A reader from Kentucky wonders if he can claim a Social Security survivor benefit while delaying his own benefit to age 70.


“I have two wives who have died. I am 68. Can I suspend my Social Security retirement benefit to let it grow 8% a year until I reach age 70? And as this is happening, can I collect widower benefits under my higher-earning deceased wife? Then, at 70, collect my own benefits again, but in their increased amount?”


We often mention that the pool of funds at Social Security for your retirement benefit (as well as spousal and auxiliary benefits) is separate from the pool of funds for widow/widower benefits. These are usually called survivor benefits.


That fact allows you to select which pool you draw from when you have eligibility to claim out of either pool, leaving the other claim untriggered. And there are specific strategies where you can take advantage of that fact and claim one and then later claim the other.


But your case has a problem. Once you have claimed your benefit, suspending the benefit doesn’t change the fact that your benefit is claimed. People envision it as if they’ve “stopped” their claim. And they haven’t.


From what I understand, you have started your benefit and would like to suspend it. You are past your Full Retirement Age, so you have the right to suspend. Your thought is that you will trigger your widower benefit. Then, when you turn your benefit back on later, Social Security will give you the delayed retirement credits earned during that time of suspension.


The problem is that you’re still technically considered to be collecting during the suspension. Social Security is just not sending you the money. It’s more like you’ve pressed the pause button. Instead of stopping your benefit, it’s still being “paid” to you in the background, and they’re simply withholding the payment. And then, when you turn it back on, they’re going to say, “Well, if you’ll let us keep what we held in pause, we’ll give you delayed retirement credits instead.”


The result is your inability to collect a widow/widower benefit while your original claim is in suspension. They’ll pay you one or the other. You can switch from one to another, but if the widow benefit is higher than your own benefit, they’ll pay you that since you’ll have switched. You won’t be in suspension anymore, and you won’t get the delayed retirement credits.

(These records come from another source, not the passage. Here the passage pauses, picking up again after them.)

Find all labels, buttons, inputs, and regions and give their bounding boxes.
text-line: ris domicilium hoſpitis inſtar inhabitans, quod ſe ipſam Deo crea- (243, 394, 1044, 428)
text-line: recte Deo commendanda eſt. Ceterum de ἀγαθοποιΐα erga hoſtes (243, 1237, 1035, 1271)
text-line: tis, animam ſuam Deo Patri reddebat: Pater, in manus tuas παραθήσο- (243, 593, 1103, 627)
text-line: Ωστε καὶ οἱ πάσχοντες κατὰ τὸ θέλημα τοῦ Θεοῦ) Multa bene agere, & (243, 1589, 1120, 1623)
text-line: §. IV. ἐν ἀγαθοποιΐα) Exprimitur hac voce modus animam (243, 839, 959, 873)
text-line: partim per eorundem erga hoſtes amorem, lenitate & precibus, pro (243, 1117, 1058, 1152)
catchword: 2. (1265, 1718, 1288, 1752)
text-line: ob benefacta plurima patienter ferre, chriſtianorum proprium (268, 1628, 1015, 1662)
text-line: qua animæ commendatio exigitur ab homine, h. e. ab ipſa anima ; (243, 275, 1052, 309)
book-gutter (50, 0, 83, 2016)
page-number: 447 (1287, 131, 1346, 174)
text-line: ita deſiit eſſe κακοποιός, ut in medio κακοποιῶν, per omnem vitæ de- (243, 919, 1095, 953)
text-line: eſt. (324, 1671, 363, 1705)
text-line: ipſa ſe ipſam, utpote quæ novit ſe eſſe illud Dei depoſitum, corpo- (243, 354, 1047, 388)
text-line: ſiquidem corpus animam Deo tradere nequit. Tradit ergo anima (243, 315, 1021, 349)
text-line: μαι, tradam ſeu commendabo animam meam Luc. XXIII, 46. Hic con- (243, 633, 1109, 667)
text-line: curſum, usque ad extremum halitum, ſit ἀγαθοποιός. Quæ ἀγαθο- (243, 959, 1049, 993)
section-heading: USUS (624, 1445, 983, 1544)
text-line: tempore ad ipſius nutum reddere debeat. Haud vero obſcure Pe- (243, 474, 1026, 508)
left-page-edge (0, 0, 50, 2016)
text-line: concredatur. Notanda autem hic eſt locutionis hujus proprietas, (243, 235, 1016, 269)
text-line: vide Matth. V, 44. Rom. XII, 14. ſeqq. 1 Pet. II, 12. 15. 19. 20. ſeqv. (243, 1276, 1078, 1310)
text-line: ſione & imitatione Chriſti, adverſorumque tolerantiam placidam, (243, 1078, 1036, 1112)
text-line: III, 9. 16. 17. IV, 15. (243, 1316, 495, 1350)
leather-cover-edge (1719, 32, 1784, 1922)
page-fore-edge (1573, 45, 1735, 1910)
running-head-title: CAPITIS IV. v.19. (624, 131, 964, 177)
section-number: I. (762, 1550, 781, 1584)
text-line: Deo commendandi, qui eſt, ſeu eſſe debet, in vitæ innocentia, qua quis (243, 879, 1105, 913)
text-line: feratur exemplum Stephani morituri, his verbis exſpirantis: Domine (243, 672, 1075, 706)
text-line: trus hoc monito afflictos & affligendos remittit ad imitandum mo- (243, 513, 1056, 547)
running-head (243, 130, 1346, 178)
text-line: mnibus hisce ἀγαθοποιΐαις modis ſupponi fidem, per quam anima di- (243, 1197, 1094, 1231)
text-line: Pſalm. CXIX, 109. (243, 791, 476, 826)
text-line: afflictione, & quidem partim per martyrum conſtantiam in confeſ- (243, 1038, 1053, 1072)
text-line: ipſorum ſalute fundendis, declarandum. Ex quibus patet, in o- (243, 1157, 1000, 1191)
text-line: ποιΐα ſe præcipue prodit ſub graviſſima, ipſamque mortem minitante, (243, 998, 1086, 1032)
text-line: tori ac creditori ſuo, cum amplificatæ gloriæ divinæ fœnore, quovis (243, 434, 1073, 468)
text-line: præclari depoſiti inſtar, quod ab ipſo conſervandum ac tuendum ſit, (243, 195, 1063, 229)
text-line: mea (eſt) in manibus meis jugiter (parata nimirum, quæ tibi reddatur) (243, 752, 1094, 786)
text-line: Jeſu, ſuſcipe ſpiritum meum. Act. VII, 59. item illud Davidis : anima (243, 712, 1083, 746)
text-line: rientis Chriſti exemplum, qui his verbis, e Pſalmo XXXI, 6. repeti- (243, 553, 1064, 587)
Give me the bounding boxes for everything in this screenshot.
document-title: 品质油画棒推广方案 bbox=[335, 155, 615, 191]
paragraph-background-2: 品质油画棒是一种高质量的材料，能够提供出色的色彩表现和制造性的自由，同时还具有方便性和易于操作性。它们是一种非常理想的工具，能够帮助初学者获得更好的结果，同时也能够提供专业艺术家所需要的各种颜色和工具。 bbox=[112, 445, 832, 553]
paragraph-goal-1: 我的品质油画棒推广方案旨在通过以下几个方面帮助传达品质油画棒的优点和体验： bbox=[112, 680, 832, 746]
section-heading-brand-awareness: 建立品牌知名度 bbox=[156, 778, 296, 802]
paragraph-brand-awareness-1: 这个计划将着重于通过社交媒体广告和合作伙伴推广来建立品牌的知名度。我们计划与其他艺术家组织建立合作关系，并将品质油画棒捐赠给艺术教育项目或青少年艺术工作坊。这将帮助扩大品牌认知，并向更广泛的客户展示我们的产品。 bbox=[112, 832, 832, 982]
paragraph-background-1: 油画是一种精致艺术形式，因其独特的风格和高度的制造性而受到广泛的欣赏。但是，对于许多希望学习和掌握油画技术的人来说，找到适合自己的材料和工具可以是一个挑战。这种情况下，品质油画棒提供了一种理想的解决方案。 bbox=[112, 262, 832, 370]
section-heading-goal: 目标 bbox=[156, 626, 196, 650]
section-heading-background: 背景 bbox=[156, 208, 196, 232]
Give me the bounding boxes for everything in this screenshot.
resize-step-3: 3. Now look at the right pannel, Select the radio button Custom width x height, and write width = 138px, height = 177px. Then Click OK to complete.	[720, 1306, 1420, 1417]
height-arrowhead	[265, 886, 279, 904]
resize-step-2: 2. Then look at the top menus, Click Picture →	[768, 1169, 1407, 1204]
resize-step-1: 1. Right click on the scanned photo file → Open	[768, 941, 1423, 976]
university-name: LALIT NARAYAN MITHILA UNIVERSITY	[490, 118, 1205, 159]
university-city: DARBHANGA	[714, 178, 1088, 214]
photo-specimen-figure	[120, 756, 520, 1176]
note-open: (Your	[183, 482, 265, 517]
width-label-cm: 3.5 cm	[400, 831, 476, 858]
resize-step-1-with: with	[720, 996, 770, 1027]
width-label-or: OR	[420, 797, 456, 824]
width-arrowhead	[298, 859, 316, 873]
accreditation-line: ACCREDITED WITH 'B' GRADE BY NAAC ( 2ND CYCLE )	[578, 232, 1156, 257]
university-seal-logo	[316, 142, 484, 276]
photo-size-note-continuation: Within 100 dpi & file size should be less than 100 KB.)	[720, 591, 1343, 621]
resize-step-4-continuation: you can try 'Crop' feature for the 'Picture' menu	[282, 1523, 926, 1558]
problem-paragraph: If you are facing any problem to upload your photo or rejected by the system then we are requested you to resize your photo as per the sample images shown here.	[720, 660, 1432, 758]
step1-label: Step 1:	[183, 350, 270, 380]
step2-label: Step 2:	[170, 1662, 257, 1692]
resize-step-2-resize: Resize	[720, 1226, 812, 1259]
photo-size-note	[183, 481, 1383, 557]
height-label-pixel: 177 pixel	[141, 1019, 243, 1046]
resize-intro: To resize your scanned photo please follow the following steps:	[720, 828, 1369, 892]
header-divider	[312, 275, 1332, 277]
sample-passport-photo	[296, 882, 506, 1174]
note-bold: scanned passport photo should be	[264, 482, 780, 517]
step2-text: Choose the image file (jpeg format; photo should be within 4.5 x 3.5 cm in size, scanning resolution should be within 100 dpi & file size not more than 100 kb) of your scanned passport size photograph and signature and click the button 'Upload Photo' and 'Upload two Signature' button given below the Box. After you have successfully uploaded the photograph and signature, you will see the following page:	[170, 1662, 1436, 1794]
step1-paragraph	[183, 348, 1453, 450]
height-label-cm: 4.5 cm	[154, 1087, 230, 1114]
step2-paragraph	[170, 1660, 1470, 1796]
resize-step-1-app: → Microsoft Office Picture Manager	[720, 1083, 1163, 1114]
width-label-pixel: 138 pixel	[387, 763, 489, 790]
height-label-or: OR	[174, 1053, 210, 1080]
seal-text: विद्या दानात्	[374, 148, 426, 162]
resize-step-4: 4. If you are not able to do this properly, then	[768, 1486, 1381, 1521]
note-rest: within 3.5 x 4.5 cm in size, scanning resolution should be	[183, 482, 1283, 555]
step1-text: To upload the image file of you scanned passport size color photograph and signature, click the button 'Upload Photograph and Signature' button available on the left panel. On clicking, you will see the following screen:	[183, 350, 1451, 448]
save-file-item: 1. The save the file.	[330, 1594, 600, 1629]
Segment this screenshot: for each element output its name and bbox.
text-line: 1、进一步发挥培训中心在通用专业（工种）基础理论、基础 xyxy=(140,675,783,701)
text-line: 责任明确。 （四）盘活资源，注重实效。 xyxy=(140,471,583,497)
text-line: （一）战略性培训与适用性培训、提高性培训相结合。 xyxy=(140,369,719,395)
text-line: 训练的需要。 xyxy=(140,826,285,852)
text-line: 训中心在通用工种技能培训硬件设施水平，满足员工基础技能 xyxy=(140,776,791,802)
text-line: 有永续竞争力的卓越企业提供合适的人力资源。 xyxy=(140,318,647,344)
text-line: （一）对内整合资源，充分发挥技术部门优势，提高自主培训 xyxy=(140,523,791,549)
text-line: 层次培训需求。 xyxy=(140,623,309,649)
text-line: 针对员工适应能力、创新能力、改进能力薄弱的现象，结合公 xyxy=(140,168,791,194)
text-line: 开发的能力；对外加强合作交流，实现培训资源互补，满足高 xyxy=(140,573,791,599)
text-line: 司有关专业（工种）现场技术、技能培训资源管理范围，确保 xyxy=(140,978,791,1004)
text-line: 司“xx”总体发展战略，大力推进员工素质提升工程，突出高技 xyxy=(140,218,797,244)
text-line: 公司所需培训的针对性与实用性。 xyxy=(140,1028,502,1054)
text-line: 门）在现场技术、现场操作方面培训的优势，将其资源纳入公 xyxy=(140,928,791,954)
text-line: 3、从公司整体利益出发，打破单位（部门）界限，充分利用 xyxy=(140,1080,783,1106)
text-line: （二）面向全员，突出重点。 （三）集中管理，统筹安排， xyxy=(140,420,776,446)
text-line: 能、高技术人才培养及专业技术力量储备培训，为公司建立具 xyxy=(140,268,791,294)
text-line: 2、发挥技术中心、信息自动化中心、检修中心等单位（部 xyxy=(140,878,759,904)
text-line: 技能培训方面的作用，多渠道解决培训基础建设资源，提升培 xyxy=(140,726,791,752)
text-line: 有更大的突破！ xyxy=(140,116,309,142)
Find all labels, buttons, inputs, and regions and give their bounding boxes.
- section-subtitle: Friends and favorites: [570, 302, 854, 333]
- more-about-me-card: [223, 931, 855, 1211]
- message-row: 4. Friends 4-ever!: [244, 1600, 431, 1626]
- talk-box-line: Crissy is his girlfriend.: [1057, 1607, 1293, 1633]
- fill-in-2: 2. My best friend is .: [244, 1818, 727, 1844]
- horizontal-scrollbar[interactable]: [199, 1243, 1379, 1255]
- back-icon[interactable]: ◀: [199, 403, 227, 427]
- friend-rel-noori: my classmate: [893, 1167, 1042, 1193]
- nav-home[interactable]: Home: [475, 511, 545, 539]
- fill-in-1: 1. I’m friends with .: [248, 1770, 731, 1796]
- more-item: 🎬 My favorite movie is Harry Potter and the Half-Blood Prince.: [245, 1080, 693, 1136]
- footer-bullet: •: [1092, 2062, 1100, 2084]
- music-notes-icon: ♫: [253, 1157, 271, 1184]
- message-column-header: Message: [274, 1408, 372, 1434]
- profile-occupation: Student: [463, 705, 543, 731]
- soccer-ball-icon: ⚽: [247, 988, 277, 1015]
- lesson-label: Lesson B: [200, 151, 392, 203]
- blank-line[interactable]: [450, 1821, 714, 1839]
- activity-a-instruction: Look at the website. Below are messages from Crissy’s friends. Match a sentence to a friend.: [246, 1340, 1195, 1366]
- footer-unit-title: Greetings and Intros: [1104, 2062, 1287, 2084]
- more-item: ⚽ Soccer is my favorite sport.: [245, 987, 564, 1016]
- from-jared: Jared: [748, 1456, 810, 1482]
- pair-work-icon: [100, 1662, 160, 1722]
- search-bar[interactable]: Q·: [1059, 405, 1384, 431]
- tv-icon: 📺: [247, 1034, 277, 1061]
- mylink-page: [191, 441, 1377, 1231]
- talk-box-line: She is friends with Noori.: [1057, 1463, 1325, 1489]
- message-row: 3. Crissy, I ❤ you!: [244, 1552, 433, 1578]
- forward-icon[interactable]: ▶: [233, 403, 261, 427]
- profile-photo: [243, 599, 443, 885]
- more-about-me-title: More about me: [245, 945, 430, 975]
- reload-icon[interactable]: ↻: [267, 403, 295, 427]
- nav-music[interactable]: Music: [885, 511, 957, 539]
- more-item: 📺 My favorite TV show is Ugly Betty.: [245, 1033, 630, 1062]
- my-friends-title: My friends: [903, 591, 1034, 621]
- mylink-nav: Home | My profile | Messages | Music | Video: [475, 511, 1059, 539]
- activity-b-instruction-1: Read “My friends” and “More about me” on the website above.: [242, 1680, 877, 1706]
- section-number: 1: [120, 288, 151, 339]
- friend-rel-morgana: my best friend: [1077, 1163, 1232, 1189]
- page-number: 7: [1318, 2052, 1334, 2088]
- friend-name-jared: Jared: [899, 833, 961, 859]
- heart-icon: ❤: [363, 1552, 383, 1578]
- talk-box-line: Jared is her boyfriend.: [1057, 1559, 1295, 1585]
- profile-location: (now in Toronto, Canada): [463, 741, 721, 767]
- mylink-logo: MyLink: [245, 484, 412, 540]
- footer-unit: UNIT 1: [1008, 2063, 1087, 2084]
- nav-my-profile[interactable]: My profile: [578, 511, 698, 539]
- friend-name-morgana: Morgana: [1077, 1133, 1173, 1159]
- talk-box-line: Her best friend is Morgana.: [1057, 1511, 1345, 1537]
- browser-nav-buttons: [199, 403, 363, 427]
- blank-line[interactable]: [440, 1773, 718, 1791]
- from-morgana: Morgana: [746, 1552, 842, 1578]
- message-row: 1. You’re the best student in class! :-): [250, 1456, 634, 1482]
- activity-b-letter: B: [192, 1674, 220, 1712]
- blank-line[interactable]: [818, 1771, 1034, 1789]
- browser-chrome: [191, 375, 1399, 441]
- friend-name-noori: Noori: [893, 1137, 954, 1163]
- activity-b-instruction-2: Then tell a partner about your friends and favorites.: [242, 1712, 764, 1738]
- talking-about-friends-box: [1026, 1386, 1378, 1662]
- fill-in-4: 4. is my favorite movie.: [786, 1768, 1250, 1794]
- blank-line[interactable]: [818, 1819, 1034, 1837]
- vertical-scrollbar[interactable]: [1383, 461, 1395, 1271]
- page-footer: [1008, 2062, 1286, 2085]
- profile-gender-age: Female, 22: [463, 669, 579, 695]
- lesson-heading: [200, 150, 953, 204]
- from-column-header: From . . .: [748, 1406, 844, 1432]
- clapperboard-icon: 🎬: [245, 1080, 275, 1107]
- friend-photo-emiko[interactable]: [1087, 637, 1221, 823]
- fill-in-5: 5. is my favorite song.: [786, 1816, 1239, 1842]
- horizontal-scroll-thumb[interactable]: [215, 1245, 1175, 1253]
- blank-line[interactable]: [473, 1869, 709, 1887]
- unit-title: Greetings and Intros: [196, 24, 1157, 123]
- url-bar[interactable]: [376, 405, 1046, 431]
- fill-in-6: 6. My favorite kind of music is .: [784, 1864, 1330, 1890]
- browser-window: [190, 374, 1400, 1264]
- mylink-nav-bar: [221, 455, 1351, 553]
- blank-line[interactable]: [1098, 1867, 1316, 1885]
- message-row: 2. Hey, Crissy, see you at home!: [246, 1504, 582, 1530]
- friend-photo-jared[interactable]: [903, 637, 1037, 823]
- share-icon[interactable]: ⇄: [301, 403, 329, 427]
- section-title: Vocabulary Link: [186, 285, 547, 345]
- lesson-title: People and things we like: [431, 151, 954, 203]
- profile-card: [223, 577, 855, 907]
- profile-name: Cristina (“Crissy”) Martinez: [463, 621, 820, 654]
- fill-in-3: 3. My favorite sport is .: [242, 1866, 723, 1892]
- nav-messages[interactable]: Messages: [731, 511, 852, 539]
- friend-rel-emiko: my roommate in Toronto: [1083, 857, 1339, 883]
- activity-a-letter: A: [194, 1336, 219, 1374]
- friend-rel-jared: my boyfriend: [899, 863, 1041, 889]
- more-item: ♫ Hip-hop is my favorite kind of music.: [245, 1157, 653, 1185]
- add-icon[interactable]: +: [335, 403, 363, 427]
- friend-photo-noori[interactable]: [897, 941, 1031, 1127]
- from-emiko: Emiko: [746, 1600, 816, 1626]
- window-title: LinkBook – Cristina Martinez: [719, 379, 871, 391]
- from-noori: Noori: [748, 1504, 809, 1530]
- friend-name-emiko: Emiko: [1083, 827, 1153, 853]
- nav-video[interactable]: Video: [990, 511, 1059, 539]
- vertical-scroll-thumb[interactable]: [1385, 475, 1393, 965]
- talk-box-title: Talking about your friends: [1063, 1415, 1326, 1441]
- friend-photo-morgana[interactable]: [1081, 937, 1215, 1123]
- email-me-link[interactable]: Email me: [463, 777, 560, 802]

So it’s a bummer of a rule – and it can happen. On the other hand, if you know before claiming that you have access to both pools – the survivor benefit and your own benefit -- then you can play this strategy game of “which one should I claim first and when should I switch to the other one?”


In short, once you claim your own benefit, you’ve painted yourself into a corner. You can switch later, but that switching mechanism doesn’t allow your benefit to grow in the background until you turn it back on.


The only exception is if it has been less than one year since you claimed your benefit. If so, you could withdraw your application, and your strategy would work. You would have to pay back all the benefits you have received, then choose the survivor benefit.


At that point, the system will treat you as if you had never claimed your own benefit in the first place, and you could accrue the delayed retirement credits until you switch to your own.


If you were to pursue this strategy, you could make a retroactive application for your survivor benefit to replace a bit of the money you lost paying back your own retirement benefits. You would have to crunch the numbers to see if this makes financial sense, but it is one option. Otherwise – unfortunately – the strategy you propose will not work.